Name: Jennifer Miller
Base: Fort Belvoir
Recipe: Ingredients 1/4 cup butter 1/2 cup firmly packed brown sugar 6 slices canned pineapple slices in syrup, drained,syrup reserved 6 maraschino cherries 35 pecan halves ( I like mine chopped) 1 1/2 cups self-rising flour 1 cup granulated sugar 1/2 cup vegetable oil 1 egg 1 teaspoon vanilla whipped cream (optional) Directions Preheat oven to 350 degrees F. Melt butter in oven in a 10-inch cast-iron skillet. Stir brown sugar and 1 tablespoon reserved pineapple syrup into melted butter; spread evenly in pan. Arrange pineapple slices in bottom of pan. Place a cherry in center of each pineapple ring. Arrange pecans, rounded sides down, in and around pineapple; set aside. Pour remaining reserved pineapple syrup into measuring cup; add enought water to make 1/2 cup; pour into large mixing bowl.
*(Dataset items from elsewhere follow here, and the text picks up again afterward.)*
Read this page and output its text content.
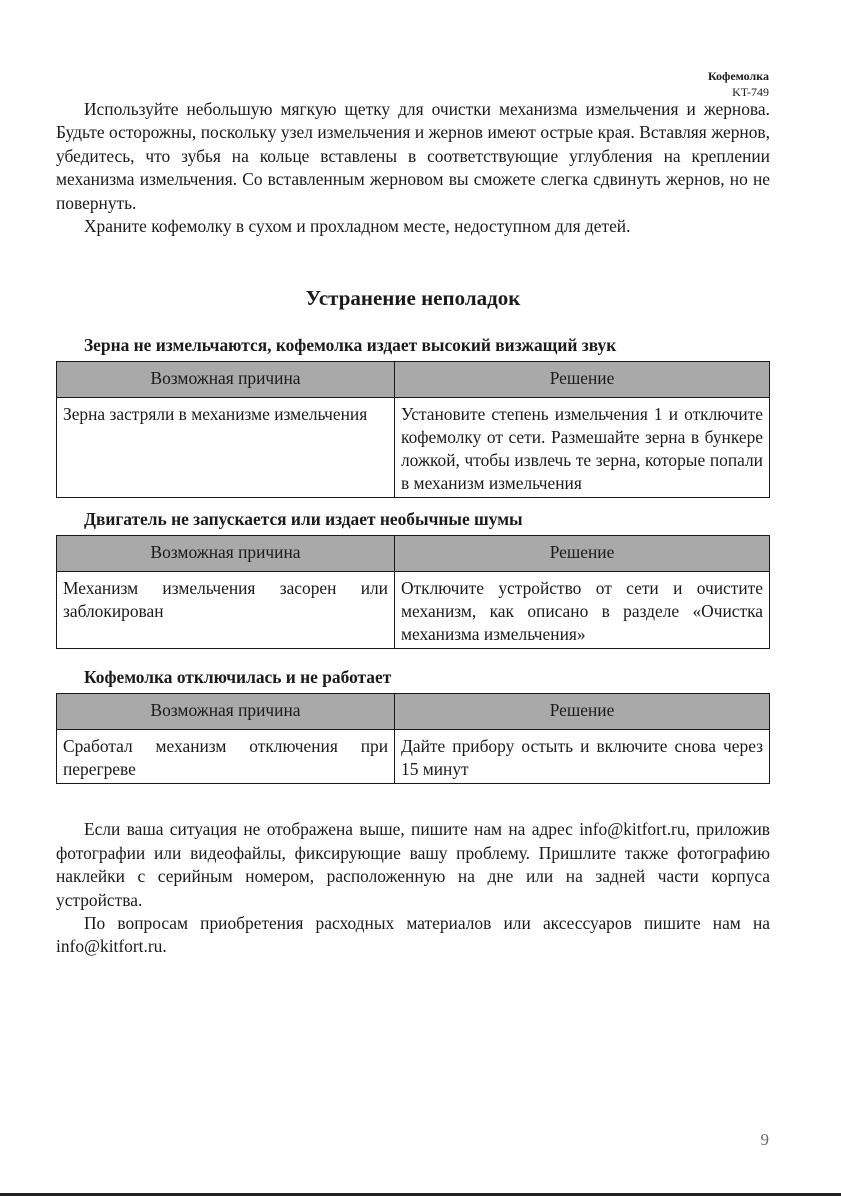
Кофемолка
KT-749

Используйте небольшую мягкую щетку для очистки механизма измельчения и жернова. Будьте осторожны, поскольку узел измельчения и жернов имеют острые края. Вставляя жернов, убедитесь, что зубья на кольце вставлены в соответствующие углубления на креплении механизма измельчения. Со вставленным жерновом вы сможете слегка сдвинуть жернов, но не повернуть.

Храните кофемолку в сухом и прохладном месте, недоступном для детей.

Устранение неполадок
Зерна не измельчаются, кофемолка издает высокий визжащий звук
Возможная причина	Решение
Зерна застряли в механизме измельчения	Установите степень измельчения 1 и отключите кофемолку от сети. Размешайте зерна в бункере ложкой, чтобы извлечь те зерна, которые попали в механизм измельчения
Двигатель не запускается или издает необычные шумы
Возможная причина	Решение
Механизм измельчения засорен или заблокирован	Отключите устройство от сети и очистите механизм, как описано в разделе «Очистка механизма измельчения»
Кофемолка отключилась и не работает
Возможная причина	Решение
Сработал механизм отключения при перегреве	Дайте прибору остыть и включите снова через 15 минут

Если ваша ситуация не отображена выше, пишите нам на адрес info@kitfort.ru, приложив фотографии или видеофайлы, фиксирующие вашу проблему. Пришлите также фотографию наклейки с серийным номером, расположенную на дне или на задней части корпуса устройства.

По вопросам приобретения расходных материалов или аксессуаров пишите нам на info@kitfort.ru.

9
Add flour, sugar, oil, egg and vanilla. Beat with electric mixer on low speed for 2 minutes, or until well blended. Spoon batter over pineapple and pecans. Bake for 35 to 40 minutes or until toothpick inserted in center comes out clean. Cool in pan for 5 minutes. Turn out onto large serving plate. Serve warm topped with whipped cream, if desired. ***If you need more servings, you can double the recipe and bake in a 9 X 13 baking pan for 12 servings. Just adjust the baking time accordingly.